I hadn’t thought about all this when I had open Club 66. The double doors were wide but no higher than usual. I was human at the time. I didn’t understand how much my waitresses—a harpy and a troll—had to twist themselves to move behind the bar and between the tables…
The architect considered the staircase leading down to the club. “I’m not sure I understand. Do you want the stairs to be wider?”
“No. Give it more height. I have several employees and a lot of really tall customers…”
“You have eight feet under the ceiling on these stairs.”
“Exactly. Isn’t ten possible? Same for the door at the bottom of the stairs.”
This time, the architect considered me as if I had two heads—which was not the case. And he couldn’t see the large raven wings sticking out above my shoulders. Maintaining an illusion in front of humans had become second nature since Odin had stuck these wings in my back.
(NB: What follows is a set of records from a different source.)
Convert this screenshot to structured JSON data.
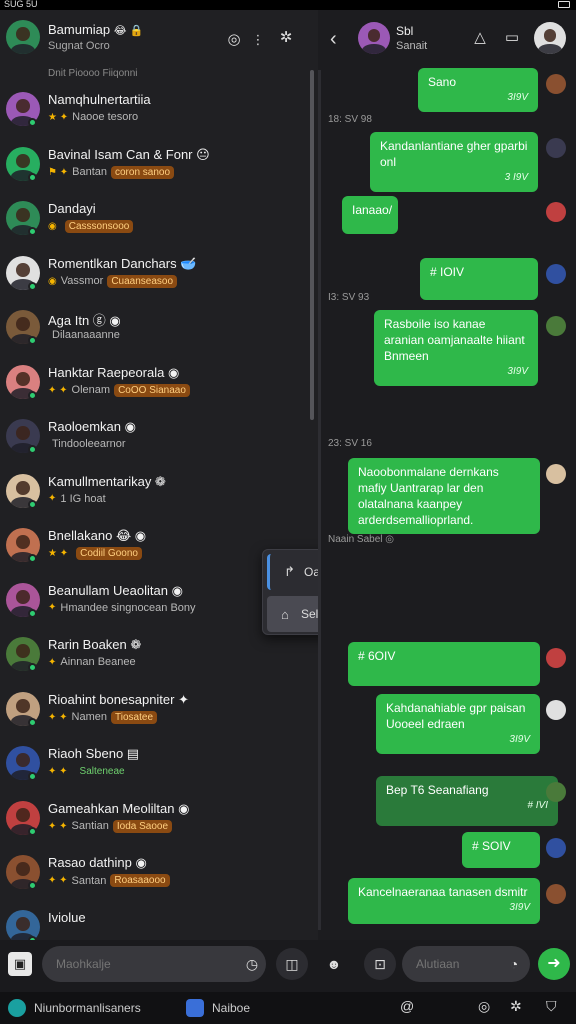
{
  "status_bar": {
    "time": "SUG 5U"
  },
  "me": {
    "name": "Bamumiap",
    "badges": "😂 🔒",
    "status": "Sugnat Ocro"
  },
  "section": {
    "label": "Dnit   Pioooo Fiiqonni"
  },
  "chats": [
    {
      "name": "Namqhulnertartiia",
      "meta": "Naooe tesoro",
      "stars": "★ ✦",
      "tag": "",
      "tag_style": "green",
      "avatar": "#9b59b6"
    },
    {
      "name": "Bavinal Isam  Can & Fonr 😐",
      "meta": "Bantan",
      "stars": "⚑ ✦",
      "tag": "coron sanoo",
      "tag_style": "orange",
      "avatar": "#27ae60"
    },
    {
      "name": "Dandayi",
      "meta": "",
      "stars": "◉",
      "tag": "Casssonsooo",
      "tag_style": "orange",
      "avatar": "#2e8b57"
    },
    {
      "name": "Romentlkan Danchars 🥣",
      "meta": "Vassmor",
      "stars": "◉",
      "tag": "Cuaanseasoo",
      "tag_style": "orange",
      "avatar": "#e0e0e0"
    },
    {
      "name": "Aga Itn  ⓖ ◉",
      "meta": "Dilaanaaanne",
      "stars": "",
      "tag": "",
      "tag_style": "green",
      "avatar": "#7a5a3a"
    },
    {
      "name": "Hanktar Raepeorala ◉",
      "meta": "Olenam",
      "stars": "✦ ✦",
      "tag": "CoOO Sianaao",
      "tag_style": "orange",
      "avatar": "#d98080"
    },
    {
      "name": "Raoloemkan ◉",
      "meta": "Tindooleearnor",
      "stars": "",
      "tag": "",
      "tag_style": "green",
      "avatar": "#3a3a50"
    },
    {
      "name": "Kamullmentarikay ❁",
      "meta": "1 IG hoat",
      "stars": "✦",
      "tag": "",
      "tag_style": "green",
      "avatar": "#d8c0a0"
    },
    {
      "name": "Bnellakano 😂 ◉",
      "meta": "",
      "stars": "★ ✦",
      "tag": "Codiil Goono",
      "tag_style": "orange",
      "avatar": "#c07050"
    },
    {
      "name": "Beanullam Ueaolitan ◉",
      "meta": "Hmandee singnocean Bony",
      "stars": "✦",
      "tag": "",
      "tag_style": "green",
      "avatar": "#aa5599"
    },
    {
      "name": "Rarin Boaken ❁",
      "meta": "Ainnan Beanee",
      "stars": "✦",
      "tag": "",
      "tag_style": "green",
      "avatar": "#4a7a3a"
    },
    {
      "name": "Rioahint bonesapniter ✦",
      "meta": "Namen",
      "stars": "✦ ✦",
      "tag": "Tiosatee",
      "tag_style": "orange",
      "avatar": "#c0a080"
    },
    {
      "name": "Riaoh Sbeno ▤",
      "meta": "",
      "stars": "✦ ✦",
      "tag": "Salteneae",
      "tag_style": "green",
      "avatar": "#3050a0"
    },
    {
      "name": "Gameahkan Meoliltan ◉",
      "meta": "Santian",
      "stars": "✦ ✦",
      "tag": "Ioda Saooe",
      "tag_style": "orange",
      "avatar": "#c04040"
    },
    {
      "name": "Rasao dathinp ◉",
      "meta": "Santan",
      "stars": "✦ ✦",
      "tag": "Roasaaooo",
      "tag_style": "orange",
      "avatar": "#8a5030"
    },
    {
      "name": "Iviolue",
      "meta": "",
      "stars": "",
      "tag": "",
      "tag_style": "green",
      "avatar": "#336699"
    }
  ],
  "popup": {
    "option1": "Oan",
    "option2": "Selanolis"
  },
  "peer": {
    "name": "Sbl",
    "status": "Sanait"
  },
  "messages": [
    {
      "text": "Sano",
      "time": "3I9V",
      "style": "green"
    },
    {
      "day": "18: SV 98"
    },
    {
      "text": "Kandanlantiane gher gparbi onl",
      "time": "3 I9V",
      "style": "green"
    },
    {
      "text": "Ianaao/",
      "time": "",
      "style": "green"
    },
    {
      "day": "I3: SV 93"
    },
    {
      "text": "Rasboile iso kanae aranian oamjanaalte hiiant Bnmeen",
      "time": "3I9V",
      "style": "green"
    },
    {
      "text": "# IOIV",
      "time": "",
      "style": "green"
    },
    {
      "day": "23: SV 16"
    },
    {
      "text": "Naoobonmalane dernkans mafiy Uantrarap lar den olatalnana kaanpey arderdsemallioprland.",
      "time": "",
      "style": "green"
    },
    {
      "day": "Naain Sabel ◎"
    },
    {
      "text": "# 6OIV",
      "time": "",
      "style": "green"
    },
    {
      "text": "Kahdanahiable gpr paisan Uooeel edraen",
      "time": "3I9V",
      "style": "green"
    },
    {
      "text": "Bep T6 Seanafiang",
      "time": "# IVI",
      "style": "dark"
    },
    {
      "text": "# SOIV",
      "time": "",
      "style": "green"
    },
    {
      "text": "Kancelnaeranaa tanasen dsmitr",
      "time": "3I9V",
      "style": "green"
    }
  ],
  "composer": {
    "left_placeholder": "Maohkalje",
    "right_placeholder": "Alutiaan"
  },
  "taskbar": {
    "app1": "Niunbormanlisaners",
    "app2": "Naiboe"
  },
  "colors": {
    "accent": "#2fb84a",
    "bg": "#1f1f22"
  }
}
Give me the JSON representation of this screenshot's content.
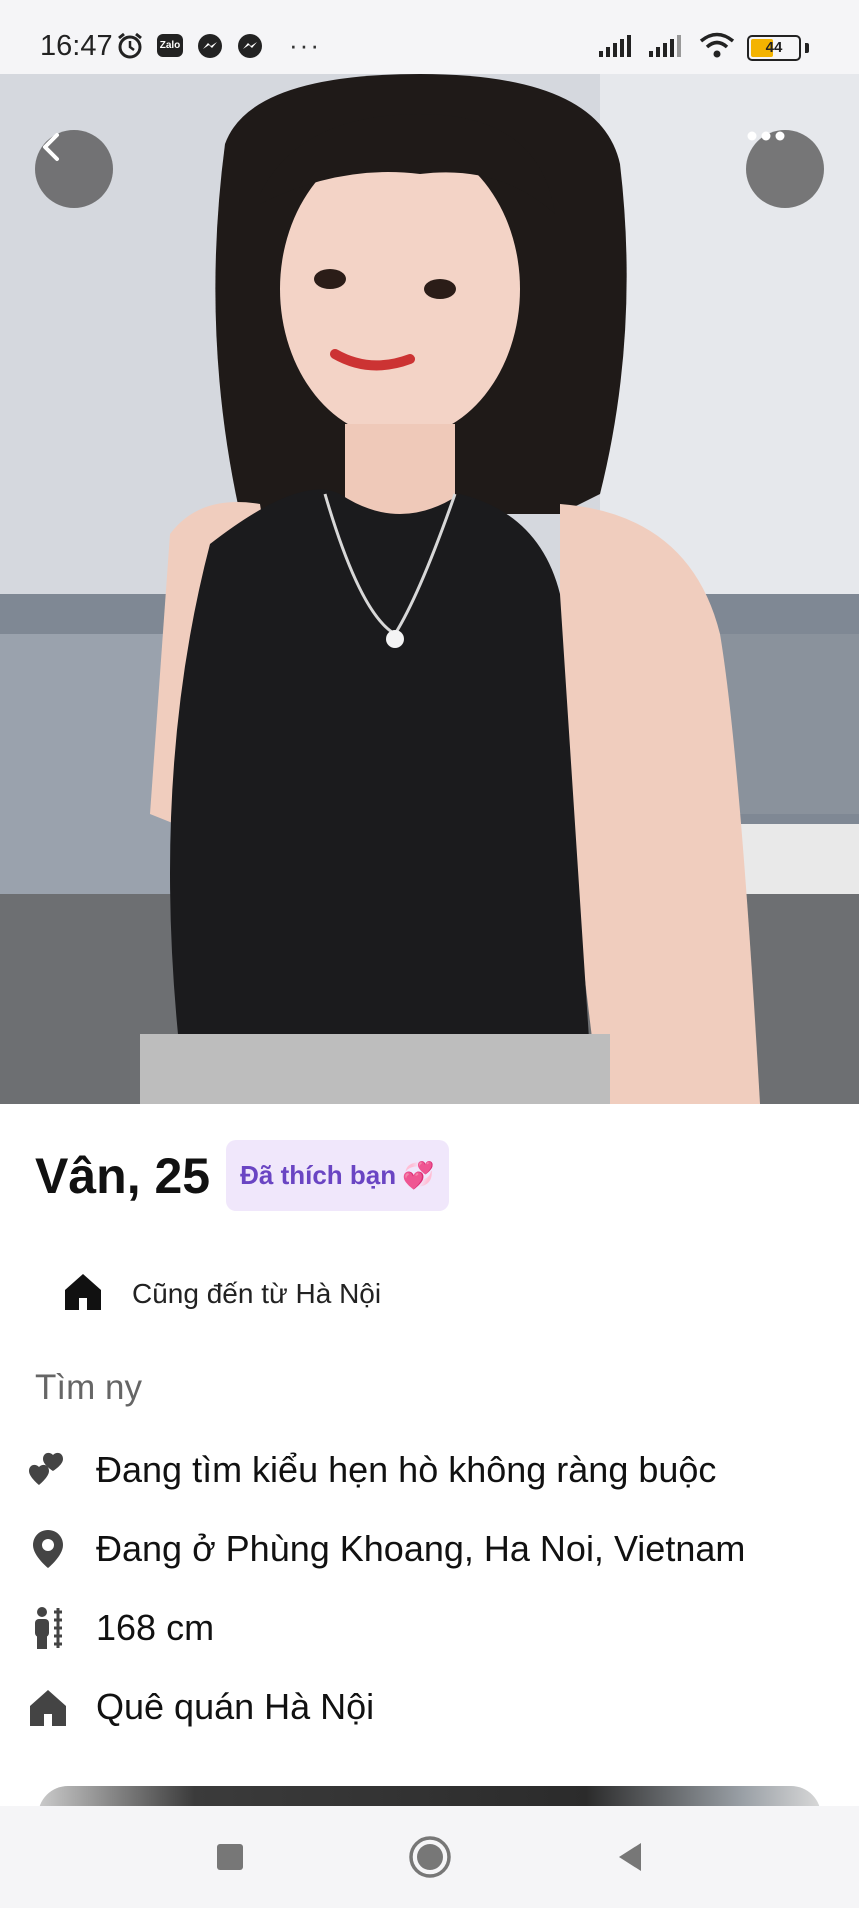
{
  "status_bar": {
    "time": "16:47",
    "left_icons": [
      "alarm-icon",
      "zalo-icon",
      "messenger-icon",
      "messenger-icon"
    ],
    "zalo_label": "Zalo",
    "more": "···",
    "battery_level": "44",
    "battery_fraction": 0.44
  },
  "photo": {
    "back_icon": "chevron-left-icon",
    "more_icon": "more-horizontal-icon"
  },
  "profile": {
    "name_age": "Vân, 25",
    "liked_badge": "Đã thích bạn",
    "liked_emoji": "💞",
    "origin": "Cũng đến từ Hà Nội"
  },
  "details": {
    "section_title": "Tìm ny",
    "items": [
      {
        "icon": "hearts-icon",
        "text": "Đang tìm kiểu hẹn hò không ràng buộc"
      },
      {
        "icon": "location-pin-icon",
        "text": "Đang ở Phùng Khoang, Ha Noi, Vietnam"
      },
      {
        "icon": "height-icon",
        "text": "168 cm"
      },
      {
        "icon": "home-icon",
        "text": "Quê quán Hà Nội"
      }
    ]
  },
  "nav_bar": {
    "recents_icon": "square-icon",
    "home_icon": "circle-icon",
    "back_icon": "triangle-back-icon"
  },
  "colors": {
    "badge_bg": "#f0e7fb",
    "badge_text": "#6a45c3",
    "battery": "#f3b300"
  }
}
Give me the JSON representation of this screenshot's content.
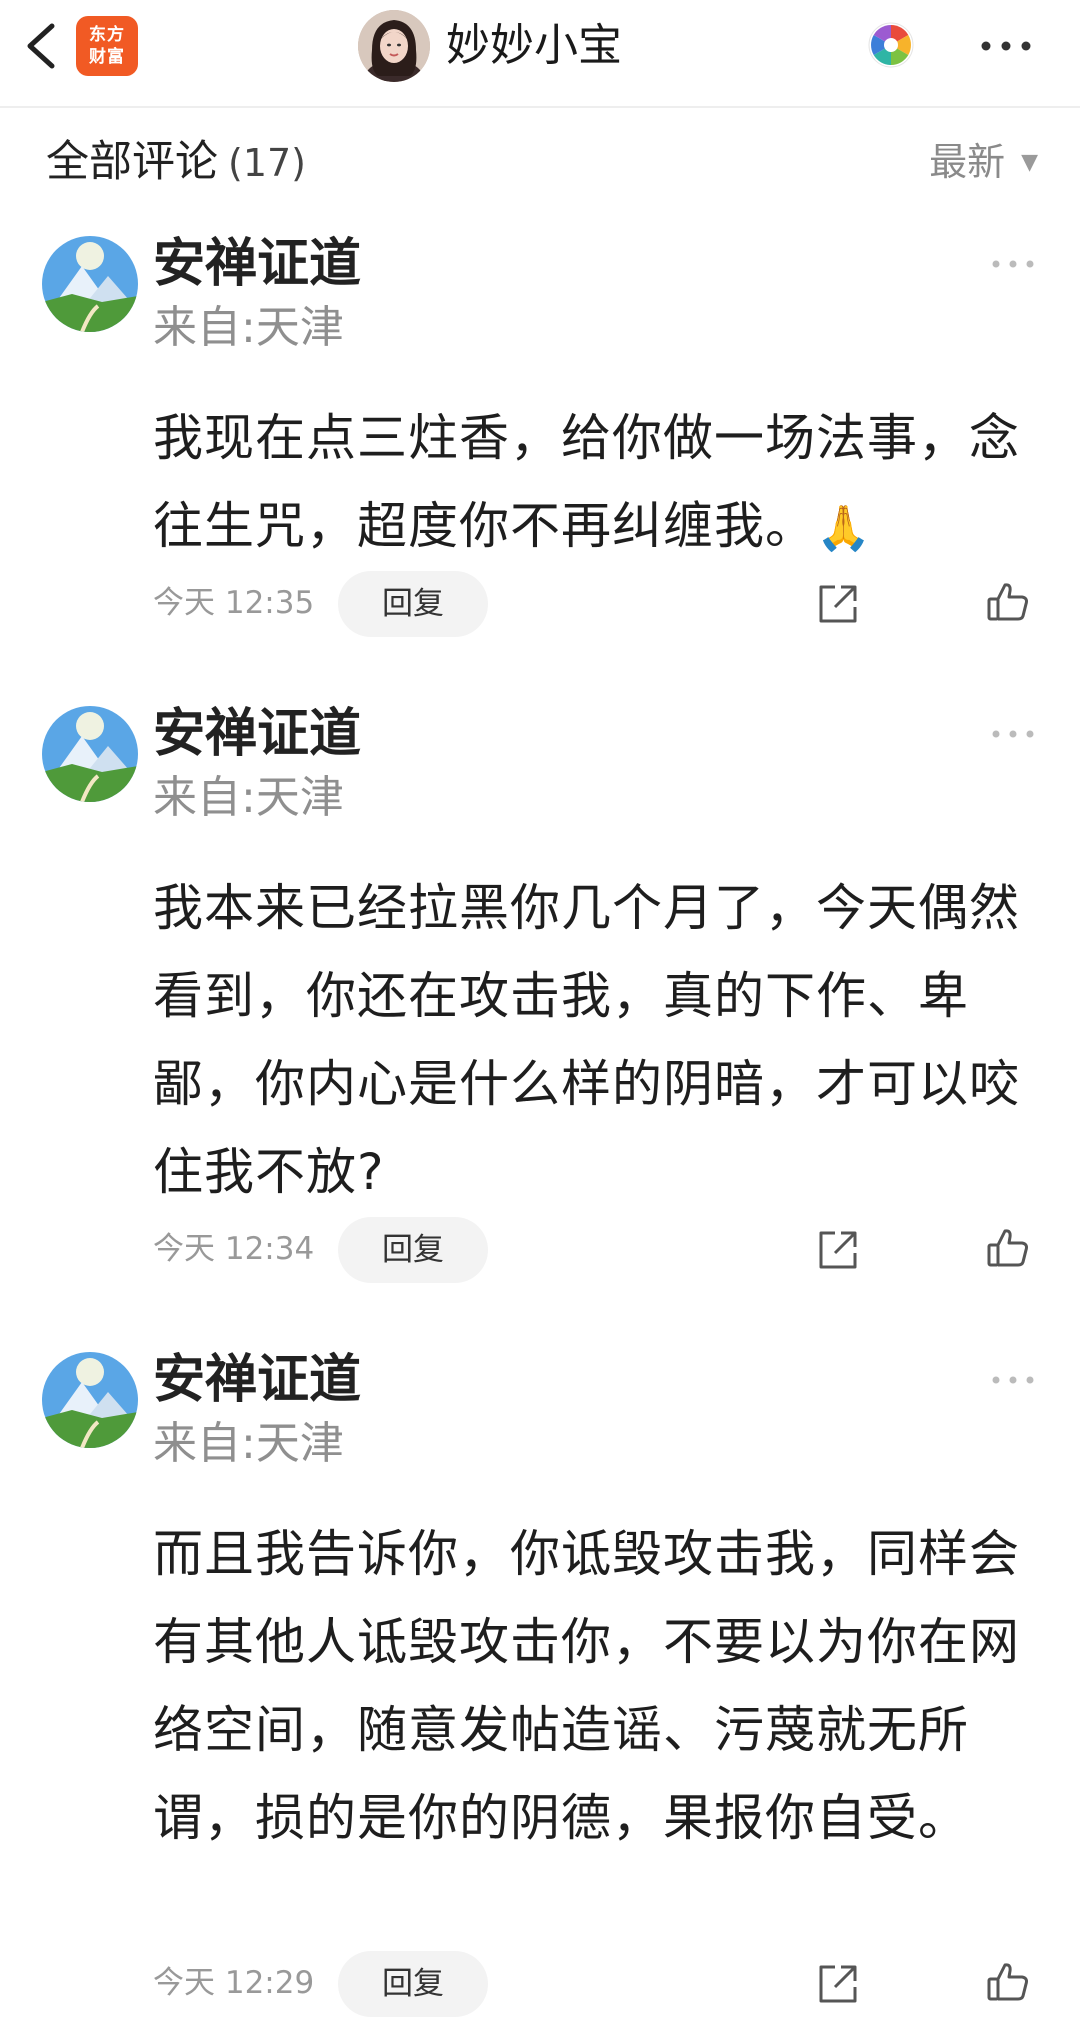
{
  "topbar": {
    "logo_line1": "东方",
    "logo_line2": "财富",
    "author_name": "妙妙小宝",
    "icons": [
      "back-icon",
      "color-wheel-icon",
      "more-icon"
    ]
  },
  "comments_header": {
    "title": "全部评论",
    "count": "(17)",
    "sort_label": "最新",
    "sort_icon": "caret-down-icon"
  },
  "reply_label": "回复",
  "comments": [
    {
      "name": "安禅证道",
      "location": "来自:天津",
      "text": "我现在点三炷香，给你做一场法事，念往生咒，超度你不再纠缠我。",
      "emoji": "🙏",
      "time": "今天 12:35"
    },
    {
      "name": "安禅证道",
      "location": "来自:天津",
      "text": "我本来已经拉黑你几个月了，今天偶然看到，你还在攻击我，真的下作、卑鄙，你内心是什么样的阴暗，才可以咬住我不放?",
      "time": "今天 12:34"
    },
    {
      "name": "安禅证道",
      "location": "来自:天津",
      "text": "而且我告诉你，你诋毁攻击我，同样会有其他人诋毁攻击你，不要以为你在网络空间，随意发帖造谣、污蔑就无所谓，损的是你的阴德，果报你自受。",
      "time": "今天 12:29"
    }
  ],
  "colors": {
    "logo_bg": "#f15a24",
    "reply_bg": "#f3f3f3",
    "meta_text": "#999999"
  }
}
The architect slowly descended the stairs. I followed him. Five steps before I reached the bottom, the top of my wings hit the ceiling. As usual.
The architect was now inspecting the double door that opened onto the bar-room. “I guess we can extend the opening up to the ceiling,” he says. That should bring you to ten feet. But you’ll need custom-made doors, and at the moment, it might be a bit complicated…
The biggest disaster in Vegas’ history had occurred a few days earlier. A block in the busiest part of the city had exploded. Reduced to ashes by a magical detonation. Of course, the authorities had not uttered the word “magic.” Nor “ley lines.” Officially, it was a gas leak. An army of workers toiled day and night clearing the site, and all the local contractors had their order books full. Vegas lived fast and refused to waste time—and, therefore, money. The city had to rebuild, to get the tourists back, and to reassure the public.
But the rumors were anything but reassuring.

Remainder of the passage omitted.